Another important announcement for a financial investor, was SEBI’s push to large corporates to tap bond markets for 25% of fund raising. This step should deepen the bond market in the country (at the cost of bank credit), signalling a continuing migration trend toward capital markets from banks. Government would also ask regulators to allow investment mandates to allow A rated bonds in portfolios. This step should come as a boost to corporate credit bonds, and will benefit credit opportunities debt fund category.

Government interest in using financial products as avenue for fund raising is also clear: we can hope for equity ETFs as avenue for divestments, also we can expect more widespread use of InvITs for monetizing road assets.

On the whole, we feel that Budget was clearly focused on the rural economy, which is good for the country, but was slightly disappointing for the corporate sector.

Budget 2018 impact on financial investors:

10% tax on dividends from equity schemes: It will impact arbitrage funds, which used to enjoy almost tax free status due to daily dividend option. Now post tax arbitrage returns will get compressed by 10%, but these would still be better than liquid funds and most of the ultra short funds.

LTCG on equities, but with grandfatheree status: While investors will pay 10% on incremental long term equity gains from here on, the expected returns from Indian equities is still better than other asset classes. We don’t think this will drive away investors from the market. Hopefully STT be removed in due course too.

SEBI to ask large corporate’s to use bond markets for 25% of borrowing: This should augur well for the bond market development.

Govt to ask regulators to allow investment mandates to expand beyond AA to A rated bonds: This will increase interest in A rated bonds, and will benefit credit opportunities funds as institutions chase yield by incorporating A rated bonds in their portfolios.

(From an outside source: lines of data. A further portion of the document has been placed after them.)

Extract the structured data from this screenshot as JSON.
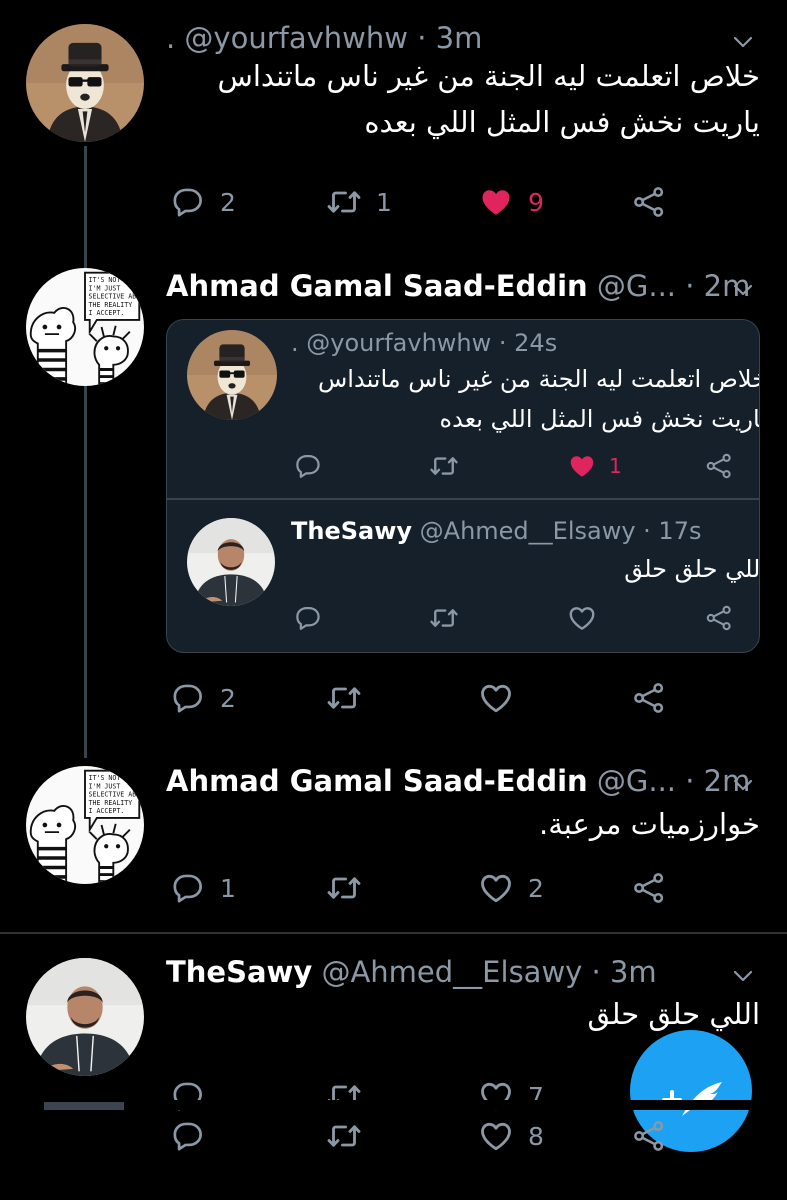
{
  "tweets": [
    {
      "header": {
        "name": "",
        "handle": ". @yourfavhwhw",
        "time": " · 3m"
      },
      "lines": [
        "خلاص اتعلمت ليه الجنة من غير ناس ماتنداس",
        "ياريت نخش فس المثل اللي بعده"
      ],
      "actions": {
        "replies": "2",
        "retweets": "1",
        "likes": "9",
        "liked": true
      }
    },
    {
      "header": {
        "name": "Ahmad Gamal Saad-Eddin",
        "handle": " @G...",
        "time": " · 2m"
      },
      "quoted": [
        {
          "header": {
            "name": "",
            "handle": ". @yourfavhwhw",
            "time": " · 24s"
          },
          "lines": [
            "خلاص اتعلمت ليه الجنة من غير ناس ماتنداس",
            "ياريت نخش فس المثل اللي بعده"
          ],
          "actions": {
            "likes": "1",
            "liked": true
          }
        },
        {
          "header": {
            "name": "TheSawy",
            "handle": " @Ahmed__Elsawy",
            "time": " · 17s"
          },
          "lines": [
            "اللي حلق حلق"
          ],
          "actions": {
            "likes": ""
          }
        }
      ],
      "actions": {
        "replies": "2",
        "retweets": "",
        "likes": ""
      }
    },
    {
      "header": {
        "name": "Ahmad Gamal Saad-Eddin",
        "handle": " @G...",
        "time": " · 2m"
      },
      "lines": [
        "خوارزميات مرعبة."
      ],
      "actions": {
        "replies": "1",
        "retweets": "",
        "likes": "2"
      }
    },
    {
      "header": {
        "name": "TheSawy",
        "handle": " @Ahmed__Elsawy",
        "time": " · 3m"
      },
      "lines": [
        "اللي حلق حلق"
      ],
      "actions": {
        "replies": "",
        "retweets": "",
        "likes": "8",
        "likes_ghost": "7"
      }
    }
  ],
  "comic_text": [
    "IT'S NOT",
    "I'M JUST",
    "SELECTIVE AB",
    "THE REALITY",
    "I ACCEPT."
  ],
  "fab_icon": "compose-tweet-icon",
  "colors": {
    "background": "#000000",
    "card": "#15202b",
    "border": "#38444d",
    "muted": "#8b98a5",
    "like": "#e0245e",
    "accent": "#1da1f2"
  }
}
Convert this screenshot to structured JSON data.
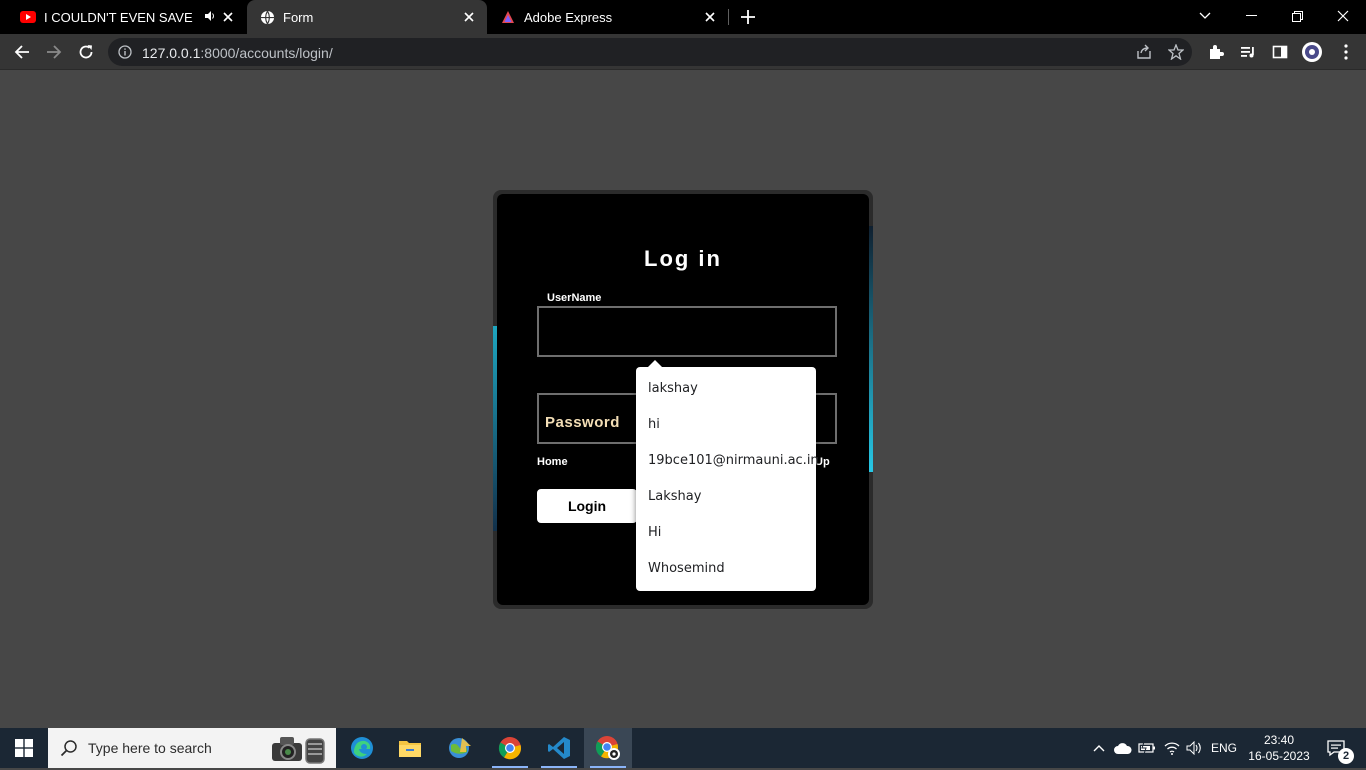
{
  "browser": {
    "tabs": [
      {
        "title": "I COULDN'T EVEN SAVE YOU",
        "icon": "youtube-icon"
      },
      {
        "title": "Form",
        "icon": "globe-icon"
      },
      {
        "title": "Adobe Express",
        "icon": "adobe-express-icon"
      }
    ],
    "url": {
      "host": "127.0.0.1",
      "rest": ":8000/accounts/login/"
    }
  },
  "form": {
    "heading": "Log in",
    "username_label": "UserName",
    "password_placeholder": "Password",
    "home_link": "Home",
    "signup_link": "Up",
    "login_button": "Login"
  },
  "autofill": {
    "suggestions": [
      "lakshay",
      "hi",
      "19bce101@nirmauni.ac.in",
      "Lakshay",
      "Hi",
      "Whosemind"
    ]
  },
  "taskbar": {
    "search_placeholder": "Type here to search",
    "language": "ENG",
    "time": "23:40",
    "date": "16-05-2023",
    "notification_count": "2"
  },
  "colors": {
    "page_bg": "#474747",
    "card_bg": "#000000",
    "accent_glow": "#27c8e6",
    "password_text": "#f3deb6"
  }
}
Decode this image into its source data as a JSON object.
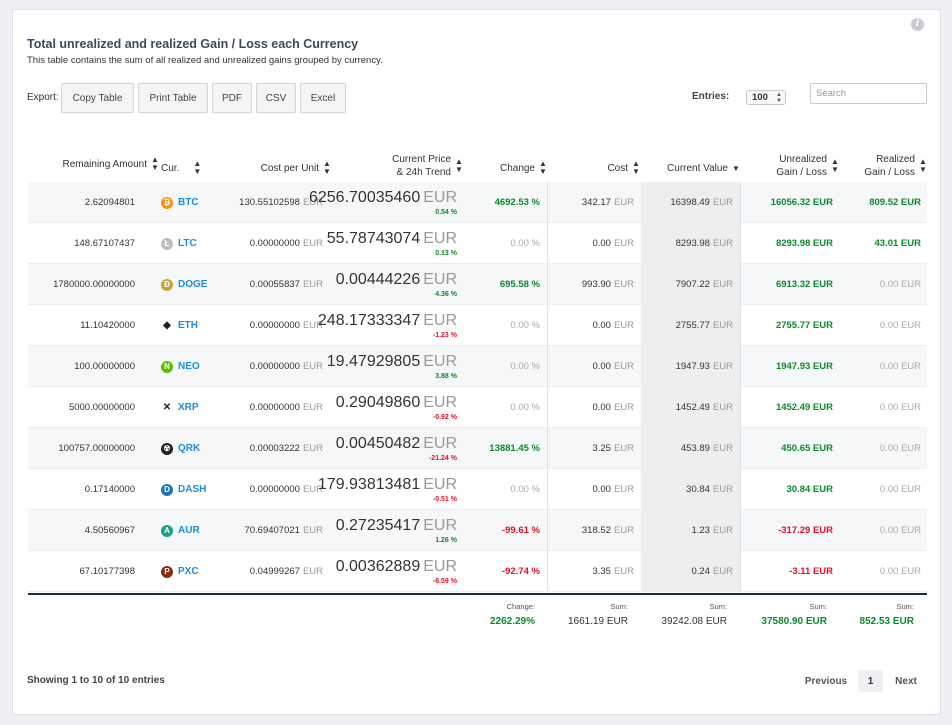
{
  "title": "Total unrealized and realized Gain / Loss each Currency",
  "subtitle": "This table contains the sum of all realized and unrealized gains grouped by currency.",
  "export": {
    "label": "Export:",
    "buttons": [
      "Copy Table",
      "Print Table",
      "PDF",
      "CSV",
      "Excel"
    ]
  },
  "entries": {
    "label": "Entries:",
    "value": "100"
  },
  "search": {
    "placeholder": "Search"
  },
  "columns": {
    "remaining": "Remaining Amount",
    "cur": "Cur.",
    "cost_per_unit": "Cost per Unit",
    "price_l1": "Current Price",
    "price_l2": "& 24h Trend",
    "change": "Change",
    "cost": "Cost",
    "current_value": "Current Value",
    "unrealized_l1": "Unrealized",
    "unrealized_l2": "Gain / Loss",
    "realized_l1": "Realized",
    "realized_l2": "Gain / Loss"
  },
  "unit": "EUR",
  "rows": [
    {
      "remaining": "2.62094801",
      "cur": "BTC",
      "icon": "bitcoin-icon",
      "icon_color": "#f7931a",
      "icon_glyph": "₿",
      "cpu": "130.55102598",
      "price": "6256.70035460",
      "trend": "0.54 %",
      "trend_dir": "up",
      "change": "4692.53 %",
      "change_dir": "up",
      "cost": "342.17",
      "cv": "16398.49",
      "unreal": "16056.32 EUR",
      "unreal_dir": "up",
      "real": "809.52 EUR",
      "real_dir": "up"
    },
    {
      "remaining": "148.67107437",
      "cur": "LTC",
      "icon": "litecoin-icon",
      "icon_color": "#bfbfbf",
      "icon_glyph": "Ł",
      "cpu": "0.00000000",
      "price": "55.78743074",
      "trend": "0.13 %",
      "trend_dir": "up",
      "change": "0.00 %",
      "change_dir": "zero",
      "cost": "0.00",
      "cv": "8293.98",
      "unreal": "8293.98 EUR",
      "unreal_dir": "up",
      "real": "43.01 EUR",
      "real_dir": "up"
    },
    {
      "remaining": "1780000.00000000",
      "cur": "DOGE",
      "icon": "dogecoin-icon",
      "icon_color": "#c2a633",
      "icon_glyph": "Ð",
      "cpu": "0.00055837",
      "price": "0.00444226",
      "trend": "4.36 %",
      "trend_dir": "up",
      "change": "695.58 %",
      "change_dir": "up",
      "cost": "993.90",
      "cv": "7907.22",
      "unreal": "6913.32 EUR",
      "unreal_dir": "up",
      "real": "0.00 EUR",
      "real_dir": "zero"
    },
    {
      "remaining": "11.10420000",
      "cur": "ETH",
      "icon": "ethereum-icon",
      "icon_color": "transparent",
      "icon_glyph": "◆",
      "cpu": "0.00000000",
      "price": "248.17333347",
      "trend": "-1.23 %",
      "trend_dir": "down",
      "change": "0.00 %",
      "change_dir": "zero",
      "cost": "0.00",
      "cv": "2755.77",
      "unreal": "2755.77 EUR",
      "unreal_dir": "up",
      "real": "0.00 EUR",
      "real_dir": "zero"
    },
    {
      "remaining": "100.00000000",
      "cur": "NEO",
      "icon": "neo-icon",
      "icon_color": "#58bf00",
      "icon_glyph": "N",
      "cpu": "0.00000000",
      "price": "19.47929805",
      "trend": "3.88 %",
      "trend_dir": "up",
      "change": "0.00 %",
      "change_dir": "zero",
      "cost": "0.00",
      "cv": "1947.93",
      "unreal": "1947.93 EUR",
      "unreal_dir": "up",
      "real": "0.00 EUR",
      "real_dir": "zero"
    },
    {
      "remaining": "5000.00000000",
      "cur": "XRP",
      "icon": "ripple-icon",
      "icon_color": "transparent",
      "icon_glyph": "✕",
      "cpu": "0.00000000",
      "price": "0.29049860",
      "trend": "-0.92 %",
      "trend_dir": "down",
      "change": "0.00 %",
      "change_dir": "zero",
      "cost": "0.00",
      "cv": "1452.49",
      "unreal": "1452.49 EUR",
      "unreal_dir": "up",
      "real": "0.00 EUR",
      "real_dir": "zero"
    },
    {
      "remaining": "100757.00000000",
      "cur": "QRK",
      "icon": "quark-icon",
      "icon_color": "#222222",
      "icon_glyph": "☢",
      "cpu": "0.00003222",
      "price": "0.00450482",
      "trend": "-21.24 %",
      "trend_dir": "down",
      "change": "13881.45 %",
      "change_dir": "up",
      "cost": "3.25",
      "cv": "453.89",
      "unreal": "450.65 EUR",
      "unreal_dir": "up",
      "real": "0.00 EUR",
      "real_dir": "zero"
    },
    {
      "remaining": "0.17140000",
      "cur": "DASH",
      "icon": "dash-icon",
      "icon_color": "#1c75bc",
      "icon_glyph": "D",
      "cpu": "0.00000000",
      "price": "179.93813481",
      "trend": "-0.51 %",
      "trend_dir": "down",
      "change": "0.00 %",
      "change_dir": "zero",
      "cost": "0.00",
      "cv": "30.84",
      "unreal": "30.84 EUR",
      "unreal_dir": "up",
      "real": "0.00 EUR",
      "real_dir": "zero"
    },
    {
      "remaining": "4.50560967",
      "cur": "AUR",
      "icon": "auroracoin-icon",
      "icon_color": "#1aa185",
      "icon_glyph": "A",
      "cpu": "70.69407021",
      "price": "0.27235417",
      "trend": "1.26 %",
      "trend_dir": "up",
      "change": "-99.61 %",
      "change_dir": "down",
      "cost": "318.52",
      "cv": "1.23",
      "unreal": "-317.29 EUR",
      "unreal_dir": "down",
      "real": "0.00 EUR",
      "real_dir": "zero"
    },
    {
      "remaining": "67.10177398",
      "cur": "PXC",
      "icon": "phoenixcoin-icon",
      "icon_color": "#8b2a12",
      "icon_glyph": "P",
      "cpu": "0.04999267",
      "price": "0.00362889",
      "trend": "-6.59 %",
      "trend_dir": "down",
      "change": "-92.74 %",
      "change_dir": "down",
      "cost": "3.35",
      "cv": "0.24",
      "unreal": "-3.11 EUR",
      "unreal_dir": "down",
      "real": "0.00 EUR",
      "real_dir": "zero"
    }
  ],
  "footer": {
    "change_label": "Change:",
    "change_value": "2262.29%",
    "cost_label": "Sum:",
    "cost_value": "1661.19 EUR",
    "cv_label": "Sum:",
    "cv_value": "39242.08 EUR",
    "unreal_label": "Sum:",
    "unreal_value": "37580.90 EUR",
    "real_label": "Sum:",
    "real_value": "852.53 EUR"
  },
  "showing": "Showing 1 to 10 of 10 entries",
  "pagination": {
    "previous": "Previous",
    "current": "1",
    "next": "Next"
  }
}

Corporate tax rate of 25% for firms below 250 cr revenue: This is 5% tax cut is a positive for many of our business owners in our universe, although the cess increase from 3% to 4% is taxing.

Budget 2018 impact on CryptoCurrency:

Government cracked down on cryptocurrency bubble in India, which accounts for a large chunk of the global cryptocurrency trade; close to 10% of global Bitcoin trade originate out of India. With today’ budget announcement government is making its stand very clear that it is on path to making investing and trading in Bitcoin and other cryptocurrencies illegal. In response, we expect existing cryptocurrency investors to head for the door, and cause a sharp drop in Bitcoin prices in India, and globally. We do not think new investors should chase cryptocurrencies at this stage, as it is fraught with a lot of risk. Earlier it was only price risk, now there is clear regulatory risk. In fact, we do not think cryptocurrency of an asset class as there is no cash generation component associated with it. It is not a commodity as it does not function as an input to anything; it is not a currency, as it is not recognized as a legal tender; and it is not a store of value as it is extremely volatile.

At the same time, we are very hopeful on the underlying block chain technology. In this budget, government mentioned that it is hopeful on blockchains, especially for delivering e-governance systems. This is a good move, as blockchains can dramatically reduce the time and cost of doing transactions. However, block chain can expose system to hitherto unknown risks such as cyber hacks. Also, blockchain requires a broader ecosystem to be effective, which is currently missing in India. Globally too, widespread practical applications of blockchains are few, with many compelling use cases in pilot stages.